Emergency Alarm Outage — Retail Anchor Near Ontario Mills
A retail anchor store near Ontario Mills lost its fire alarm when the control panel failed during a PSPS-related surge. With the system down, NFPA 72 called for a fire watch until it was repaired. We had a guard on site fast, walking 15-minute patrols through the sales floor, the stockroom, and the mechanical room. Coverage held day and night until the replacement panel was installed, tested, and returned to service.
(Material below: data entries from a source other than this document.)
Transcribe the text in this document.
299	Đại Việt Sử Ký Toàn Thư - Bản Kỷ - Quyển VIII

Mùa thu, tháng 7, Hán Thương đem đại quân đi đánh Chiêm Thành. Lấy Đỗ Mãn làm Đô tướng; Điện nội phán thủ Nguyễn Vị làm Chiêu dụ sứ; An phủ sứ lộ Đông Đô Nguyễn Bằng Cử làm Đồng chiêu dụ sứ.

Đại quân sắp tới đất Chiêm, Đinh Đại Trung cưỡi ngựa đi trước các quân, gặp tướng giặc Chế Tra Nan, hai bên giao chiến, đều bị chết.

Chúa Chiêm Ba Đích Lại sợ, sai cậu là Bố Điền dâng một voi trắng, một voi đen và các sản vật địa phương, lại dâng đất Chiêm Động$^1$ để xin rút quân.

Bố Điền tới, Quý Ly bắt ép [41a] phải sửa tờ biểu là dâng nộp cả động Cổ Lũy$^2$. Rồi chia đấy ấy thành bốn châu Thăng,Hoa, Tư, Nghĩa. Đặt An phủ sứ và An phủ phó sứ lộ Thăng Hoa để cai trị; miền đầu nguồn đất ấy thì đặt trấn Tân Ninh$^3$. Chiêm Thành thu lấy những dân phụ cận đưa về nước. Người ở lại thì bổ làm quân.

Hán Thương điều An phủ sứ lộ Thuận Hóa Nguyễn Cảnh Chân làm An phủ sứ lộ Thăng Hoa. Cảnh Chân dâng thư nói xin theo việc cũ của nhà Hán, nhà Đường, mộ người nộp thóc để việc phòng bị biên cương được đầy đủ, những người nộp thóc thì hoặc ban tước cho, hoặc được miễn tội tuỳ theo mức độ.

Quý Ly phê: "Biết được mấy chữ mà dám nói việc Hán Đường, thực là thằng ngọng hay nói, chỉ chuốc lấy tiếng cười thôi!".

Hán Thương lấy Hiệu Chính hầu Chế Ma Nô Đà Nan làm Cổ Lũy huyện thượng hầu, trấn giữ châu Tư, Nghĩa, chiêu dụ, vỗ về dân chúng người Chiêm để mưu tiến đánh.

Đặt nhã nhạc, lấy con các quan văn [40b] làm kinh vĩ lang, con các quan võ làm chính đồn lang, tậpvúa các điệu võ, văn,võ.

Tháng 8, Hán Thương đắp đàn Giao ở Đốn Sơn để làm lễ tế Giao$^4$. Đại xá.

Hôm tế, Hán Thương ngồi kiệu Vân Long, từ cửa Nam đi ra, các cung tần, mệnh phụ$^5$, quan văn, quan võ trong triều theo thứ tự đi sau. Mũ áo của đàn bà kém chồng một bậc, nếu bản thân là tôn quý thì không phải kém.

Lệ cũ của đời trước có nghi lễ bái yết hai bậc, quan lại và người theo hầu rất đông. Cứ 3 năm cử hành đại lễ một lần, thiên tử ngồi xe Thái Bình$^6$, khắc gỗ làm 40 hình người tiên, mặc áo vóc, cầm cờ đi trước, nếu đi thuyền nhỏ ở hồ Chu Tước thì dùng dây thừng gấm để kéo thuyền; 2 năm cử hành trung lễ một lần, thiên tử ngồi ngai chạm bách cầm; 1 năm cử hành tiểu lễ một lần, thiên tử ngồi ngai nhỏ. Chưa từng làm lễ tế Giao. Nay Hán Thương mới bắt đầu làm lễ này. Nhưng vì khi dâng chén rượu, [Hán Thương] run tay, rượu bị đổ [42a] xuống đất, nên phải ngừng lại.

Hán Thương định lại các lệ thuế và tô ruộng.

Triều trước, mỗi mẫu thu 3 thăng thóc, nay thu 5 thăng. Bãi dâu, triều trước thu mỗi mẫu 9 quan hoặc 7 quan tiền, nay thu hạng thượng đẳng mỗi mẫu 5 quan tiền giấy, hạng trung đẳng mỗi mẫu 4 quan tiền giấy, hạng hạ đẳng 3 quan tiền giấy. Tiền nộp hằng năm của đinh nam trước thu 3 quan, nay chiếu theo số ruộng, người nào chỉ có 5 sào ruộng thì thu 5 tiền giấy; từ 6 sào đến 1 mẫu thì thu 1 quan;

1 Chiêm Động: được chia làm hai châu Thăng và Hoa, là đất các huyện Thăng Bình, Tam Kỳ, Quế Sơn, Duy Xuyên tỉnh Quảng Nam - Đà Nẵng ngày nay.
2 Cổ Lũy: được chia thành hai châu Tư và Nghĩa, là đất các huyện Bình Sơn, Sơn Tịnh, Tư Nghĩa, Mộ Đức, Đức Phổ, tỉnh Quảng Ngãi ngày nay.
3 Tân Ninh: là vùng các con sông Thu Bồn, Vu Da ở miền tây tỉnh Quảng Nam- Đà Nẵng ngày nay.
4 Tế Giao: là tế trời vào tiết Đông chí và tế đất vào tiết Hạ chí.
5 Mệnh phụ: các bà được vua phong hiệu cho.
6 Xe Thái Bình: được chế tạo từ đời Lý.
Fire Watch Services Near Ontario
We provide certified fire watch guards in Ontario and the surrounding area, on site in under three hours, 24/7. Explore our nearest service areas below.
Our Commitment to Your Peace of Mind
Our commitment to you comes from years of experience building relationships and trust with our clients.
We have:
- Years of experience securing buildings and events so that your people and assets are safe. We built our business and experience over many years and with thousands of clients.
- Our fire watch guards have walked thousands of miles on fire watch patrols using experienced fire professionals including former firefighters.
- Managed a growing network of local fire watch companies across the USA. We provide great service, deliver on our core values and are committed to ongoing training for our teams.
- Maintained a loyal core of fire watch staff and clients because of what we do and who we are.
- We have kept our promise to always deliver the most professional service and the best people to guard everything that’s important to you.
Your trust is earned. Your satisfaction is our reward. Secure your buildings with The Fast Fire Watch Company.